The Pond—Moonlight (also exhibited as The Pond—Moonrise) is a pictorialist photograph by Edward Steichen. The photograph was made in 1904 in Mamaroneck, New York, near the home of his friend art critic Charles Caffin. The photograph features a forest across a pond, with part of the Moon appearing over the horizon in a gap in the trees. The Pond—Moonlight is an early photograph created by manually applying light-sensitive gums, giving the final print more than one color.

Only three known versions of The Pond—Moonlight are still in existence and, as a result of the hand-layering of the gums, each is unique. One version was given by Steichen to the Museum of Modern Art and remains in its collection under the title Moonrise, Mamaroneck, New York. A second version was in the personal collection of Alfred Stieglitz, which was donated to the Metropolitan Museum of Art in 1933. This had been reproduced in Stieglitz's photography journal Camera Work, No. 14 (1906).

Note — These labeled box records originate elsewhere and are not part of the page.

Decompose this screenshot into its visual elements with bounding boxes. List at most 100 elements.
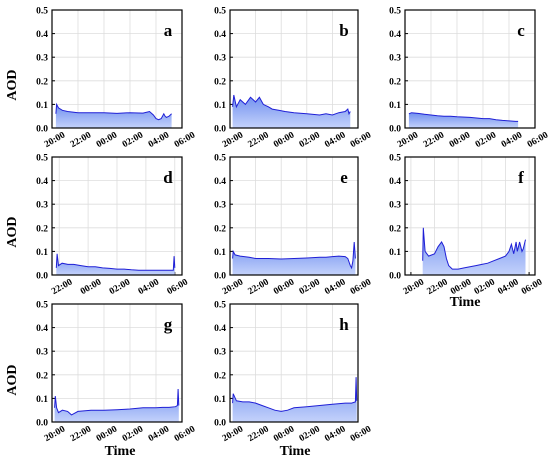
y-tick-label: 0.4 [214,177,226,187]
y-tick-label: 0.1 [36,395,48,405]
panel-letter: e [340,168,348,187]
panel-c: 0.00.10.20.30.40.520:00 22:00 00:00 02:00 04… [389,7,550,151]
x-tick-label: 04:00 [496,277,520,297]
x-tick-label: 02:00 [298,424,322,444]
y-tick-label: 0.1 [214,395,226,405]
panel-letter: a [164,21,173,40]
y-tick-label: 0.5 [214,7,226,17]
x-tick-label: 00:00 [95,130,119,150]
x-tick-label: 00:00 [448,130,472,150]
series-line [232,241,356,270]
y-tick-label: 0.0 [214,125,226,135]
y-tick-label: 0.2 [36,77,48,87]
x-axis-label-h: Time [280,444,311,459]
x-tick-label: 22:00 [246,130,270,150]
x-tick-label: 04:00 [323,130,347,150]
x-tick-label: 06:00 [349,130,373,150]
x-tick-label: 02:00 [298,277,322,297]
y-tick-label: 0.0 [389,125,401,135]
axes-frame [229,9,359,129]
x-tick-label: 06:00 [520,277,544,297]
panel-letter: b [339,21,348,40]
y-tick-label: 0.0 [389,272,401,282]
series-area [422,227,526,275]
panel-b: 0.00.10.20.30.40.520:00 22:00 00:00 02:00 04… [214,7,373,151]
y-tick-label: 0.4 [36,324,48,334]
panel-h: 0.00.10.20.30.40.520:00 22:00 00:00 02:00 04… [214,301,373,445]
y-tick-label: 0.0 [214,419,226,429]
y-tick-label: 0.0 [36,419,48,429]
y-tick-label: 0.1 [389,101,401,111]
y-tick-label: 0.4 [36,30,48,40]
y-axis-label-row1: AOD [5,69,20,100]
y-tick-label: 0.4 [214,30,226,40]
x-tick-label: 02:00 [474,130,498,150]
x-tick-label: 06:00 [526,130,550,150]
x-tick-label: 04:00 [147,424,171,444]
x-tick-label: 00:00 [79,277,103,297]
series-line [422,227,526,270]
x-tick-label: 00:00 [95,424,119,444]
panel-f: 0.00.10.20.30.40.520:00 22:00 00:00 02:00 04… [389,154,544,298]
y-tick-label: 0.5 [389,7,401,17]
x-tick-label: 04:00 [147,130,171,150]
series-area [408,112,519,128]
axes-frame [229,303,359,423]
plot-area [52,10,182,128]
y-tick-label: 0.4 [36,177,48,187]
x-tick-label: 04:00 [500,130,524,150]
y-tick-label: 0.5 [214,154,226,164]
x-tick-label: 20:00 [402,277,426,297]
y-tick-label: 0.3 [214,201,226,211]
x-axis-label-g: Time [105,444,136,459]
x-tick-label: 06:00 [173,424,197,444]
y-tick-label: 0.5 [36,301,48,311]
y-tick-label: 0.1 [214,248,226,258]
panel-e: 0.00.10.20.30.40.520:00 22:00 00:00 02:00 04… [214,154,373,298]
series-area [55,104,172,128]
x-tick-label: 22:00 [69,130,93,150]
y-tick-label: 0.2 [36,371,48,381]
y-tick-label: 0.3 [36,348,48,358]
panel-a: 0.00.10.20.30.40.520:00 22:00 00:00 02:00 04… [36,7,197,151]
y-tick-label: 0.3 [36,54,48,64]
axes-frame [51,156,183,276]
axes-frame [51,9,183,129]
x-tick-label: 22:00 [422,130,446,150]
series-line [232,94,351,116]
x-tick-label: 00:00 [272,424,296,444]
x-tick-label: 04:00 [323,277,347,297]
y-tick-label: 0.0 [214,272,226,282]
y-tick-label: 0.2 [36,224,48,234]
x-tick-label: 00:00 [272,277,296,297]
x-axis-label-f: Time [450,295,481,310]
panel-letter: c [517,21,525,40]
x-tick-label: 22:00 [246,424,270,444]
y-tick-label: 0.5 [36,7,48,17]
x-tick-label: 02:00 [473,277,497,297]
x-tick-label: 02:00 [108,277,132,297]
y-tick-label: 0.3 [214,54,226,64]
panels: 0.00.10.20.30.40.520:00 22:00 00:00 02:00 04… [36,7,550,445]
x-tick-label: 04:00 [137,277,161,297]
x-tick-label: 06:00 [349,277,373,297]
panel-g: 0.00.10.20.30.40.520:00 22:00 00:00 02:00 04… [36,301,197,445]
x-tick-label: 02:00 [121,424,145,444]
series-line [232,377,358,412]
panel-d: 0.0 0.1 0.2 0.3 0.4 0.5 22:00 00:00 02:00 04:00 06… [36,154,190,298]
panel-letter: f [518,168,524,187]
y-tick-label: 0.3 [36,201,48,211]
y-axis-label-row3: AOD [5,364,20,395]
y-tick-label: 0.4 [214,324,226,334]
y-tick-label: 0.5 [214,301,226,311]
plot-area [52,304,182,422]
x-tick-label: 22:00 [425,277,449,297]
y-tick-label: 0.1 [214,101,226,111]
x-tick-label: 06:00 [173,130,197,150]
x-tick-label: 02:00 [121,130,145,150]
x-tick-label: 06:00 [349,424,373,444]
y-tick-label: 0.1 [389,248,401,258]
panel-letter: d [163,168,173,187]
x-tick-label: 22:00 [69,424,93,444]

The Metropolitan Museum of Art acquired a duplicate when it bought the Gilman Paper Company collection, and decided to auction it. In February 2006, this print of the photograph sold for US$2.9 million, at the time, the highest price ever paid for a photograph at auction. The photograph was bought by gallerist Peter MacGill on behalf of a private buyer. This auction is presented in the part 6 of the BBC documentary The Genius of Photography. The extraordinary sale price of the print is, in part, attributable to its one-of-a-kind character and to its rarity.